08 Bach chez MendelssohnBach at the Mendelssohns
Mika Putterman; Jory Vinikour
Analekta AN 2 9532 (analekta.com/en)

Historical flute specialist and music-history researcher Mika Putterman has investigated the musical life and culture of late-18th and early-to-mid-19th-century Berlin and the Mendelssohn family. Her research informs this recording, a re-creation so to speak of a musical soirée at the home of Sarah Levy, Felix Mendelssohn’s great-aunt.

According to the liner notes, “when 19th-century musicians performed Baroque music, they paid little attention to what performance practice norms of the Baroque period might have been and instead used the expressive devices of their day.” Her stated intention in this recording is to explore “new territory, envisioning how the Romantics would have played Bach.” 

The result is a kind of hybrid interpretation of three of the flute sonatas traditionally attributed to J.S. Bach, combining much that sounds like contemporary historically informed Baroque interpretation with moments of Sturm und Drang and others of heart-on-sleeve Romanticism. With the very able collaboration of fortepianist Jory Vinikour, she has put together an altogether convincing performance.
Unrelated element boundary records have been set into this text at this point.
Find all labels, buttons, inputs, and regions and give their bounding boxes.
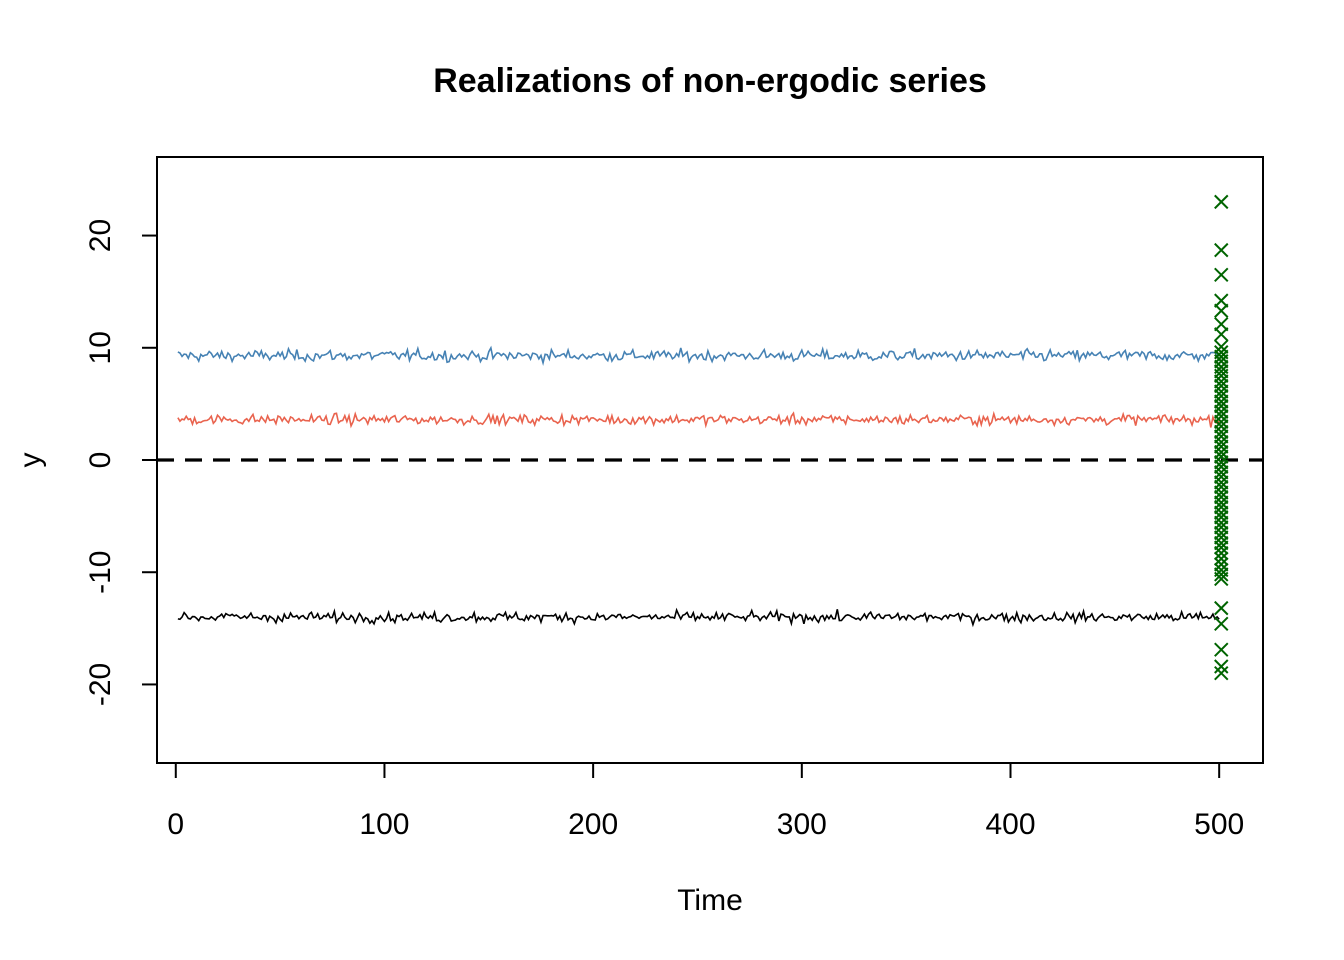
endpoint-marker [1214, 505, 1229, 520]
x-tick-label: 100 [359, 808, 409, 841]
endpoint-marker [1214, 479, 1229, 495]
endpoint-marker [1214, 495, 1229, 510]
x-tick-label: 500 [1194, 808, 1244, 841]
endpoint-marker [1214, 455, 1229, 470]
y-tick-label: 20 [84, 219, 117, 252]
endpoint-marker [1214, 434, 1229, 450]
endpoint-marker [1214, 388, 1229, 404]
endpoint-marker [1214, 616, 1229, 632]
endpoint-marker [1214, 404, 1229, 419]
endpoint-marker [1214, 409, 1229, 424]
endpoint-marker [1214, 469, 1229, 485]
endpoint-marker [1214, 557, 1229, 572]
endpoint-marker [1214, 293, 1229, 308]
endpoint-marker [1214, 535, 1229, 551]
endpoint-marker [1214, 489, 1229, 505]
series-line-1 [177, 345, 1220, 366]
endpoint-marker [1214, 242, 1229, 258]
endpoint-marker [1214, 339, 1229, 354]
endpoint-marker [1214, 429, 1229, 444]
endpoint-marker [1214, 194, 1229, 210]
endpoint-marker [1214, 600, 1229, 616]
endpoint-marker [1214, 317, 1229, 332]
endpoint-marker [1214, 571, 1229, 587]
x-axis: 0 100 200 300 400 500 [167, 762, 1244, 841]
endpoint-marker [1214, 475, 1229, 490]
endpoint-marker [1214, 349, 1229, 364]
endpoint-marker [1214, 510, 1229, 525]
endpoint-marker [1214, 540, 1229, 555]
series-line-2 [177, 410, 1220, 429]
endpoint-marker [1214, 424, 1229, 440]
endpoint-marker [1214, 374, 1229, 389]
endpoint-marker [1214, 525, 1229, 541]
endpoint-marker [1214, 378, 1229, 394]
endpoint-marker [1214, 567, 1229, 582]
y-axis: -20 -10 0 10 20 [84, 219, 158, 706]
chart-title: Realizations of non-ergodic series [433, 62, 987, 100]
endpoint-marker [1214, 465, 1229, 480]
endpoint-marker [1214, 499, 1229, 515]
endpoint-marker [1214, 515, 1229, 531]
endpoint-marker [1214, 642, 1229, 657]
series-layer [177, 345, 1220, 628]
endpoint-marker [1214, 354, 1229, 369]
endpoint-marker [1214, 394, 1229, 409]
series-line-3 [177, 607, 1220, 628]
endpoint-marker [1214, 327, 1229, 342]
y-tick-label: -20 [84, 663, 117, 706]
y-tick-label: 0 [84, 452, 117, 469]
endpoint-marker [1214, 364, 1229, 379]
endpoint-marker [1214, 439, 1229, 454]
endpoint-marker [1214, 551, 1229, 566]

The cornerstone of the whole production is Putterman’s transcription of Felix Mendelssohn’s Violin Sonata in F Minor, Op.4, in which the performance practices of the early 19th century make total sense. The extension of these practices into the flute sonatas, odd as it sounds on first listening, actually works! So, kudos to Putterman and Vinikour for opening at least my ears, and hopefully many others, to what might have been the sensibility of a long-lost time.